Inflammation and Swelling
Swelling is slight with soreness
Muscle soreness does experience swelling as your body builds newer dense muscle tissue and inflammation but the swelling is only slight and feels pulverized.
Injury swells up like a balloon
An injury, however, will often swell up like a balloon. An injury usually swells up two or three times its normal size. Your body swells around an injury to create padding, protection, and tenderness to discourage further damage.
Duration
Natural soreness lasts for a shorter duration
Soreness from physical activity has a much shorter duration of time- typically a few days. People with muscle soreness may expect peak soreness to occur 24 to 48 hours after the activity. It may last anywhere from one to three days.
Injury may linger if not addressed
If soreness is not subsiding after three days, it may be a sign of potential injury. When soreness is accompanied by sharp pains or aches that continue to linger on after a few days, making it difficult to partake in normal, daily activities, it may because of concern. Another to identify if it is an injury is by if the pain doesn’t get any better with rest or with another workout.
Soreness sometimes can also mask an injury until it fades away.
Strength
Soreness makes the muscle feel weaker or shaky
Shaking, soreness, and a certain amount of weakness after intense exercise is a standard part of post-exercise muscle soreness and is very normal to experience. Soreness temporarily reduces strength but it usually fades in a day or so.
Injury cannot hold heavy weight
If you have torn a ligament in your ankle, calf, or knee, for example, your leg may feel a sharp pain as you step and it will not tolerate any kind of weight or stress. Unlike soreness, an injury causes your body to refuse to hold weight and creates intense weakness.
How to Get Better
Treating soreness
- Knowing your body’s limits, conditioning your body for the activity ahead and stretching post-workout.
- Get a massage. A proper joint massage with natural oil will keep your joints warm, reduce the inflammation and pain.
- Hydrate yourself. Drink plenty of water and amp up the lean protein to provide your body with muscle-building materials.
- Nutrition plays important roles in helping muscles recover.
- Allow days of rest and get adequate amount of sleep to give your body time and energy.
Treating injury
- Try ice and heat therapy that can often relieve pain, depending on the severity of the injury.
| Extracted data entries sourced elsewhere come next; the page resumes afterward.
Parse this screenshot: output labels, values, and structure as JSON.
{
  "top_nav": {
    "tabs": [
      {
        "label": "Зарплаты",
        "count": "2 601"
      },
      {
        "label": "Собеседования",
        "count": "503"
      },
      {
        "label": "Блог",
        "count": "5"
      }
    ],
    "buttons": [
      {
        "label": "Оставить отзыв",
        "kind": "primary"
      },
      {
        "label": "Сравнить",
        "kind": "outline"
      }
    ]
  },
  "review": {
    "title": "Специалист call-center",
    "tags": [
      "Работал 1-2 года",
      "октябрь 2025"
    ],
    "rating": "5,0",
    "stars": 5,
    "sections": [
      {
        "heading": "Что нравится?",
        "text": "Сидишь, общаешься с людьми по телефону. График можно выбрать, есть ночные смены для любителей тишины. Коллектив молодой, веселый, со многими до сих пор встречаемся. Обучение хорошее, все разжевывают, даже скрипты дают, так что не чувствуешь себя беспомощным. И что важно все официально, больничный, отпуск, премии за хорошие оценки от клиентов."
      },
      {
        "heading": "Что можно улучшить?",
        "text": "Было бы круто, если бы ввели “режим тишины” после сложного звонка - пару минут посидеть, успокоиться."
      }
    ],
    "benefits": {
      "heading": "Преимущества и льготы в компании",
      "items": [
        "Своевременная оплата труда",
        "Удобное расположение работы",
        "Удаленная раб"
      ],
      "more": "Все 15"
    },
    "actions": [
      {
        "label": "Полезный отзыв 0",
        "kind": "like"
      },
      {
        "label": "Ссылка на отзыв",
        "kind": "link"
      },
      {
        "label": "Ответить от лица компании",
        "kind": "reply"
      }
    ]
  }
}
Apply ice packs for 30 minutes of every 2 hours until the swelling goes down. Ice helps constrict blood vessels to reduce swelling and pain. With heat therapy, limit sessions to 20 minutes and be mindful to the level of heat you’re applying. Heat is typically used for chronic pain or conditions, old injuries and stiffness.
- Compression strategy is another good way to manage an injury. Wrap the injury in a compression bandage until the swelling starts to go down.
- Keep the injured area or spot elevated. When you are resting, elevate your injury to promote recovery. Elevate the area at least six inches above your heart which discourages swelling.
If your condition does not improve on its own or even after trying above ways, consult your doctor as soon as possible.